The agent is configured in agent.py to use these callbacks:

root_agent = LlmAgent(
    ...
    before_model_callback=before_model_callback_handler,
    after_model_callback=after_model_callback_handler
)

Testing Model Armor

Aside from the unit and integration tests, manual testing was performed to verify the functionality of the Model Armor service.

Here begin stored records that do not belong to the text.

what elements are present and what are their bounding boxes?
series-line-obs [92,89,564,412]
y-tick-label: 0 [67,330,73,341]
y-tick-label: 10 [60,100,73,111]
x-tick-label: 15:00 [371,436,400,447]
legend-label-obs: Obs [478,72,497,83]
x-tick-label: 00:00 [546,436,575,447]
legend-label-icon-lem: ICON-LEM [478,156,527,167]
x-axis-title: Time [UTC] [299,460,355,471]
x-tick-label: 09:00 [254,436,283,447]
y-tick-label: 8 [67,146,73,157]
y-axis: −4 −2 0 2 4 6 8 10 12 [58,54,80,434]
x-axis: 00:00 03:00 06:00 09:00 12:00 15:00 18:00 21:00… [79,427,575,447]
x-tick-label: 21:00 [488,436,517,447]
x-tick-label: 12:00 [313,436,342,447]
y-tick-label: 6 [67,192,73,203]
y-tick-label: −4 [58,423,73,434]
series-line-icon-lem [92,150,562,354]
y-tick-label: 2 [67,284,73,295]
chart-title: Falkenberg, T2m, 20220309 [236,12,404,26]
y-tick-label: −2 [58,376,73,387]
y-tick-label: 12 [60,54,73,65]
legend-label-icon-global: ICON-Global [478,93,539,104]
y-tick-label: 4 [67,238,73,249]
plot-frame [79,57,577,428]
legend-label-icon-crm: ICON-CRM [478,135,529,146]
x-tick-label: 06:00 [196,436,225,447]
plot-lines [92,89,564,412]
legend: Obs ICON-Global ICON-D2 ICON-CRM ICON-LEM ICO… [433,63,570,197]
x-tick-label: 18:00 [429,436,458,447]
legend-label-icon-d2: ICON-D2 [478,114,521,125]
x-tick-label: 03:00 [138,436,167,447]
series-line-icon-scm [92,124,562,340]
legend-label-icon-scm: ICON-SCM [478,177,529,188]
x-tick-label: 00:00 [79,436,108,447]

  • asking to check an order status with valid order id and then including harmful content
  • asking to escalate to human support with aggressive speech
  • asking for ways to harm someone included in a legitimate request

Currently, Model Armor evaluation can be performed with security_v1 tag in the json configuration, but it is not yet supported in all regions.

Conclusion

Model Armor can be used to protect the agent's input and output from harmful content. However, it is also an AI tool, so it can be flaky and the results may not always be accurate. Make sure to test the agent thoroughly and play around with the settings to find the best balance. The agent instructions can be also tweaked to ignore or override some of the safety checks. Sometimes just being straightforward is enough to trigger the safety filters, like "check my order ABC" could be flagged as harassment. Each RAI filter has different responses, so for a high level response, each filter should be handled separately.

If dealing with sensitive data, SDP filtering can be used to mask PII in input and output levels.